We know that the function $f(x)=x^{2}$ is continuous at $a$ for all $a$. In other words, if $a$ is any number, then for every $\epsilon > 0$ there is some $\delta>0$ such that, for all $x$, if $|x-a|<\delta$, then $|x^{2}-a^{2}|<\epsilon$.
Of course, $\delta$ depends on $\epsilon$. But $\delta$ also depends on $a$-the $\delta$ that works at $a$ might not work at $b$. Indeed, it's clear that given $\epsilon>0$ there is no one $\delta >0$ that works for all $a$, or even for all positive $a$. In fact, the number $a+\delta/2$ will certainly satisfy $|x-a|<\delta$, but if $a>0$, then
$\biggl|(a+\dfrac{\delta}{2})^{2}-a^{2}\biggr|=\biggl|a\delta + \dfrac{\delta^{2}}{4}\biggr|\ge a\delta$,
and this won't be $< \epsilon$ once $a > \epsilon /\delta$. (This is just an admittedly confusing computational way of saying that $f$ is growing faster and faster!)
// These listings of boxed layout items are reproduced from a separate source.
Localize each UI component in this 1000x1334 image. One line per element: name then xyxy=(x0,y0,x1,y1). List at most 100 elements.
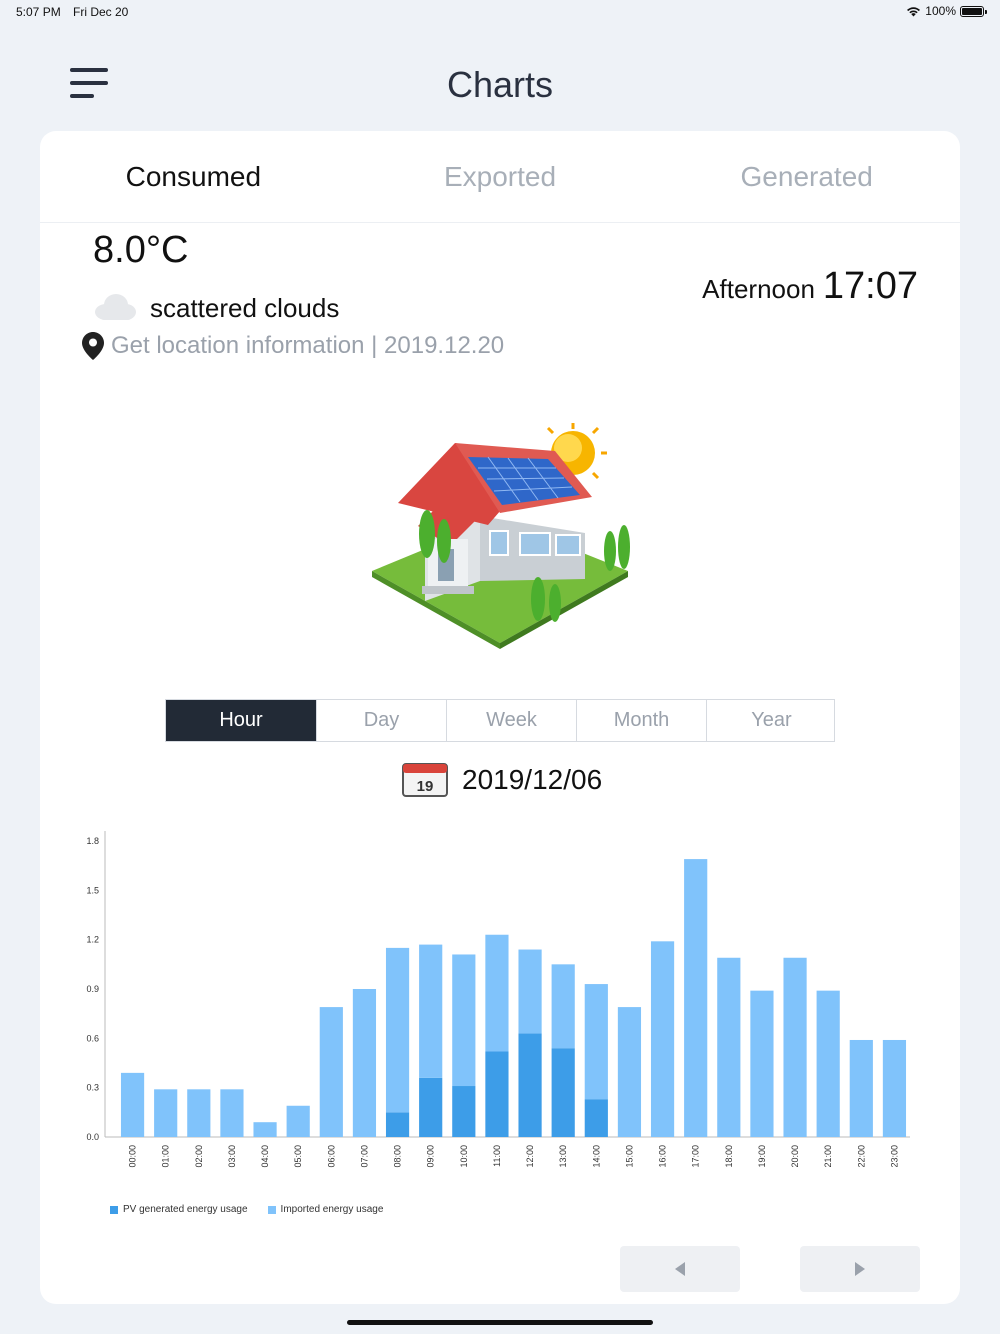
temperature: 8.0°C xyxy=(93,229,189,271)
tab-exported[interactable]: Exported xyxy=(347,131,654,222)
y-tick-label: 0.3 xyxy=(86,1083,99,1093)
x-tick-label: 06:00 xyxy=(326,1145,336,1168)
x-tick-label: 09:00 xyxy=(426,1145,436,1168)
bar-imported-12:00 xyxy=(518,949,542,1034)
x-tick-label: 21:00 xyxy=(823,1145,833,1168)
chart-legend: PV generated energy usage Imported energ… xyxy=(110,1204,383,1215)
next-button[interactable] xyxy=(800,1246,920,1292)
bar-imported-02:00 xyxy=(187,1089,211,1137)
energy-tabs: Consumed Exported Generated xyxy=(40,131,960,223)
chevron-left-icon xyxy=(675,1262,685,1276)
bar-imported-11:00 xyxy=(485,934,509,1052)
y-tick-label: 1.5 xyxy=(86,885,99,895)
bar-imported-15:00 xyxy=(617,1007,642,1137)
calendar-day: 19 xyxy=(417,778,434,795)
x-tick-label: 02:00 xyxy=(194,1145,204,1168)
nav-header: Charts xyxy=(0,40,1000,130)
status-indicators: 100% xyxy=(906,4,987,18)
y-tick-label: 0.0 xyxy=(86,1132,99,1142)
bar-imported-13:00 xyxy=(551,964,575,1049)
bar-pv-13:00 xyxy=(551,1048,575,1137)
cloud-icon xyxy=(95,294,136,320)
bar-imported-18:00 xyxy=(717,957,741,1137)
bar-pv-10:00 xyxy=(452,1086,476,1137)
x-tick-label: 18:00 xyxy=(724,1145,734,1168)
range-tab-week[interactable]: Week xyxy=(446,700,576,741)
bar-imported-22:00 xyxy=(849,1039,873,1137)
x-tick-label: 08:00 xyxy=(393,1145,403,1168)
legend-label-imported: Imported energy usage xyxy=(280,1204,384,1215)
bar-imported-19:00 xyxy=(750,990,774,1137)
x-tick-label: 16:00 xyxy=(658,1145,668,1168)
x-tick-label: 11:00 xyxy=(492,1145,502,1167)
y-tick-label: 1.2 xyxy=(86,935,99,945)
x-tick-label: 15:00 xyxy=(624,1145,634,1168)
previous-button[interactable] xyxy=(620,1246,740,1292)
legend-label-pv: PV generated energy usage xyxy=(123,1204,248,1215)
bar-imported-07:00 xyxy=(352,989,377,1137)
bar-imported-20:00 xyxy=(783,957,807,1137)
y-tick-label: 1.8 xyxy=(86,836,99,846)
tab-consumed[interactable]: Consumed xyxy=(40,131,347,222)
legend-item-pv: PV generated energy usage xyxy=(110,1204,248,1215)
bar-pv-14:00 xyxy=(584,1099,608,1137)
x-tick-label: 05:00 xyxy=(293,1145,303,1168)
tab-generated[interactable]: Generated xyxy=(653,131,960,222)
x-tick-label: 10:00 xyxy=(459,1145,469,1168)
range-tab-year[interactable]: Year xyxy=(706,700,836,741)
weather-description: scattered clouds xyxy=(150,293,340,323)
calendar-icon: 19 xyxy=(402,763,448,797)
x-tick-label: 13:00 xyxy=(558,1145,568,1168)
x-tick-label: 19:00 xyxy=(757,1145,767,1168)
bar-pv-12:00 xyxy=(518,1033,542,1137)
energy-chart: 0.0 0.3 0.6 0.9 1.2 1.5 1.8 00:00 01:00 02:00 03:0… xyxy=(60,821,960,1231)
bar-pv-08:00 xyxy=(385,1112,410,1137)
bar-imported-05:00 xyxy=(286,1105,310,1137)
chart-svg: 0.0 0.3 0.6 0.9 1.2 1.5 1.8 00:00 01:00 02:00 03:0… xyxy=(86,831,910,1168)
x-tick-label: 22:00 xyxy=(856,1145,866,1168)
status-time: 5:07 PM xyxy=(16,5,61,19)
range-tab-hour[interactable]: Hour xyxy=(166,700,316,741)
x-tick-label: 14:00 xyxy=(591,1145,601,1168)
location-text[interactable]: Get location information | 2019.12.20 xyxy=(111,332,504,360)
legend-swatch-imported xyxy=(267,1205,276,1214)
solar-house-illustration xyxy=(372,423,630,649)
x-tick-label: 00:00 xyxy=(128,1145,138,1168)
legend-swatch-pv xyxy=(110,1205,118,1214)
range-tab-day[interactable]: Day xyxy=(316,700,446,741)
wifi-icon xyxy=(907,6,921,16)
y-tick-label: 0.9 xyxy=(86,984,99,994)
time-period: Afternoon xyxy=(702,274,815,304)
page-title: Charts xyxy=(446,64,554,105)
bar-imported-16:00 xyxy=(650,941,675,1137)
x-tick-label: 03:00 xyxy=(227,1145,237,1168)
x-tick-label: 07:00 xyxy=(359,1145,369,1168)
bar-imported-01:00 xyxy=(154,1089,178,1137)
x-tick-label: 23:00 xyxy=(889,1145,899,1168)
bar-imported-06:00 xyxy=(319,1007,343,1137)
x-tick-label: 20:00 xyxy=(790,1145,800,1168)
bar-imported-08:00 xyxy=(385,947,410,1113)
selected-date: 2019/12/06 xyxy=(462,764,603,795)
date-picker[interactable]: 19 2019/12/06 xyxy=(402,763,602,797)
location-pin-icon xyxy=(82,332,104,360)
clock-time: 17:07 xyxy=(822,265,918,307)
bar-pv-11:00 xyxy=(485,1051,509,1137)
clock: Afternoon 17:07 xyxy=(702,265,918,308)
battery-percent: 100% xyxy=(925,4,956,18)
bar-imported-09:00 xyxy=(419,944,443,1078)
bar-imported-04:00 xyxy=(253,1122,277,1137)
range-tab-month[interactable]: Month xyxy=(576,700,706,741)
legend-item-imported: Imported energy usage xyxy=(267,1204,384,1215)
bar-imported-23:00 xyxy=(882,1039,907,1137)
main-card: Consumed Exported Generated 8.0°C scatte… xyxy=(40,131,960,1304)
bar-imported-17:00 xyxy=(684,859,708,1137)
range-tabs: Hour Day Week Month Year xyxy=(165,699,835,742)
y-tick-label: 0.6 xyxy=(86,1033,99,1043)
x-tick-label: 12:00 xyxy=(525,1145,535,1168)
battery-icon xyxy=(960,5,987,17)
x-tick-label: 01:00 xyxy=(161,1145,171,1168)
bar-imported-14:00 xyxy=(584,984,608,1100)
bar-imported-03:00 xyxy=(220,1089,244,1137)
chevron-right-icon xyxy=(855,1262,865,1276)
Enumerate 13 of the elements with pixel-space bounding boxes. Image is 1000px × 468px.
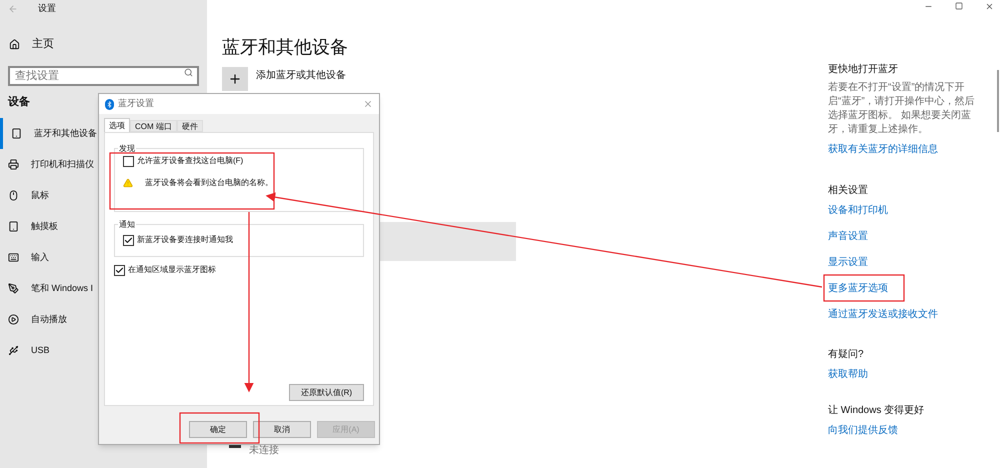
- device-status: 未连接: [249, 444, 279, 458]
- help-paragraph: 若要在不打开“设置”的情况下开启“蓝牙”，请打开操作中心，然后选择蓝牙图标。 如果想要关闭蓝牙，请重复上述操作。: [828, 81, 976, 137]
- section-heading: 有疑问?: [828, 348, 864, 362]
- window-title: 设置: [38, 2, 56, 16]
- page-title: 蓝牙和其他设备: [222, 36, 348, 59]
- dialog-title: 蓝牙设置: [118, 97, 154, 110]
- section-heading: 相关设置: [828, 184, 868, 198]
- section-heading: 更快地打开蓝牙: [828, 63, 898, 77]
- section-heading: 让 Windows 变得更好: [828, 404, 924, 418]
- group-legend: 通知: [118, 219, 136, 231]
- group-legend: 发现: [118, 143, 136, 155]
- section-heading: 设备: [8, 94, 30, 110]
- warning-text: 蓝牙设备将会看到这台电脑的名称。: [145, 177, 273, 189]
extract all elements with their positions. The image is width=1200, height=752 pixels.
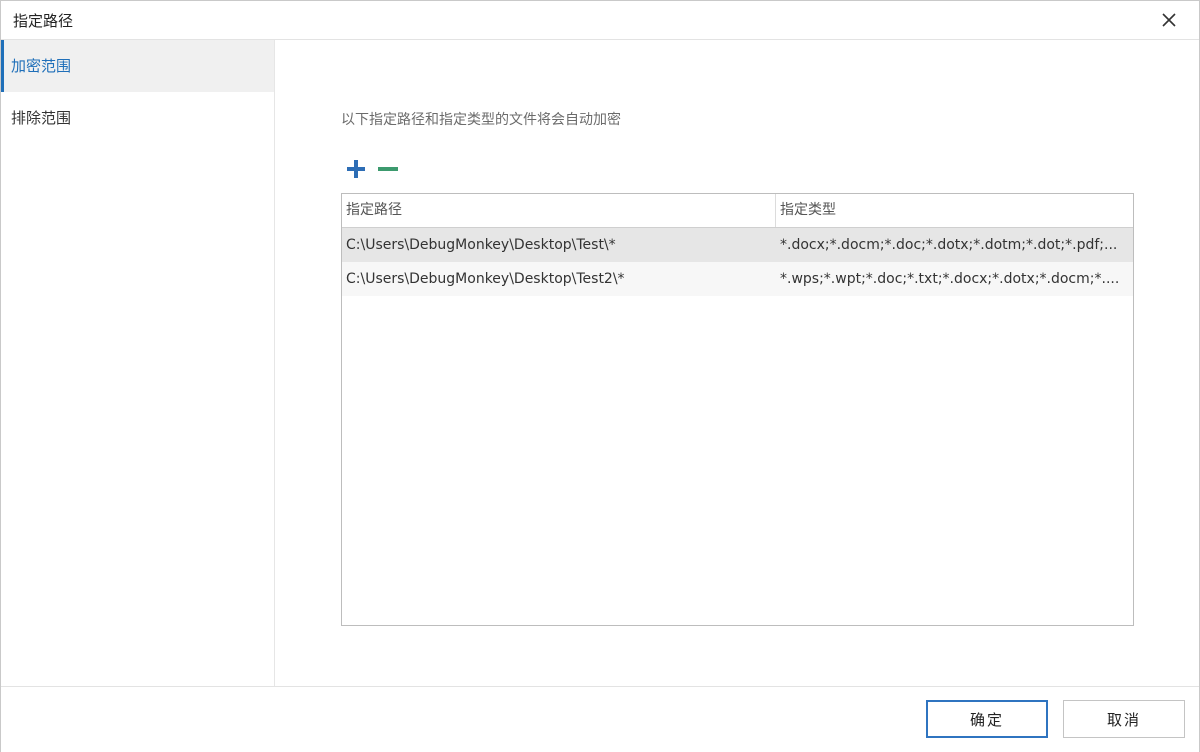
cancel-button[interactable]: 取消 — [1063, 700, 1185, 738]
path-cell: C:\Users\DebugMonkey\Desktop\Test\* — [346, 237, 616, 253]
close-button[interactable] — [1157, 8, 1181, 32]
main-panel: 以下指定路径和指定类型的文件将会自动加密 指定路径 指定类型 C:\Users\… — [275, 40, 1199, 686]
types-cell: *.wps;*.wpt;*.doc;*.txt;*.docx;*.dotx;*.… — [780, 271, 1120, 287]
table-header: 指定路径 指定类型 — [342, 194, 1133, 228]
sidebar-item-label: 排除范围 — [11, 109, 72, 127]
remove-path-button[interactable] — [377, 158, 399, 180]
table-row[interactable]: C:\Users\DebugMonkey\Desktop\Test2\* *.w… — [342, 262, 1133, 296]
dialog-footer: 确定 取消 — [1, 686, 1199, 752]
path-table: 指定路径 指定类型 C:\Users\DebugMonkey\Desktop\T… — [341, 193, 1134, 626]
table-row[interactable]: C:\Users\DebugMonkey\Desktop\Test\* *.do… — [342, 228, 1133, 262]
title-bar: 指定路径 — [1, 1, 1199, 40]
column-header-path[interactable]: 指定路径 — [342, 194, 776, 227]
sidebar-item-encrypt-scope[interactable]: 加密范围 — [1, 40, 274, 92]
sidebar-item-exclude-scope[interactable]: 排除范围 — [1, 92, 274, 144]
sidebar: 加密范围 排除范围 — [1, 40, 275, 686]
table-toolbar — [345, 158, 399, 182]
add-path-button[interactable] — [345, 158, 367, 180]
description-text: 以下指定路径和指定类型的文件将会自动加密 — [341, 112, 621, 128]
window-title: 指定路径 — [13, 12, 74, 30]
types-cell: *.docx;*.docm;*.doc;*.dotx;*.dotm;*.dot;… — [780, 237, 1118, 253]
column-header-types[interactable]: 指定类型 — [776, 194, 1133, 227]
minus-icon — [378, 167, 398, 171]
ok-button[interactable]: 确定 — [926, 700, 1048, 738]
close-icon — [1162, 13, 1176, 27]
sidebar-item-label: 加密范围 — [11, 57, 72, 75]
plus-icon — [347, 160, 365, 178]
path-cell: C:\Users\DebugMonkey\Desktop\Test2\* — [346, 271, 625, 287]
dialog-window: 指定路径 加密范围 排除范围 以下指定路径和指定类型的文件将会自动加密 指定路径… — [0, 0, 1200, 752]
On the other hand, for any $\epsilon > 0$ there will be one $\delta >0$ that works for all $a$ in any interval $[-N,N].$ In fact, the $\delta$ which works at $N$ or $-N$ will also work everywhere else in the interval.
So when considering the function $f(x)=x^{2}$, I see how for any $\epsilon >0$, $\delta = \dfrac{\epsilon}{2N}$ works for all $a$ in any interval $[-N,N]$. Now, how would one go about showing that the $\delta$ which works at $N$ or $-N$ also works everywhere else in the interval?
Intuitively, the $\delta$ that works at $a$ is $\frac \epsilon{|f'(a)|}$. As $f'(x)=2x, |f'(x)|$ is increasing away from $0$ so the smallest $\delta$ comes at the furthest point from $0$, which is $\pm N$. The fact that you can find such a $\delta$ says $f(x)=x^2$ is uniformly continuous over the interval. This is important, as it is an assumption in many powerful theorems.
To prove it takes some care. In fact, $\delta=\frac \epsilon{2N}$ would not be quite small enough if $x$ were allowed to go outside $[-N,N]$. Let $N=1, \epsilon=0.01$. Then $f(1)=1$ and you would claim $\delta=\frac \epsilon{f'(1)}=\frac {0.01}2=0.005$ works, but $f(1.005)-f(1)=1.010025-1=0.010025 \gt 0.01$. The second degree term in the Taylor series kills you.
Aside from that detail, you can say let $a \in [-N,N]$. Then $|f(a+\delta)-f(a)|=|(a+\delta)^2-a^2|=|2a\delta+\delta^2|\lt |2a\delta|+\delta^2\le 2N\delta+\delta^2$ so if $\delta$ works at $N$ it works at $a$.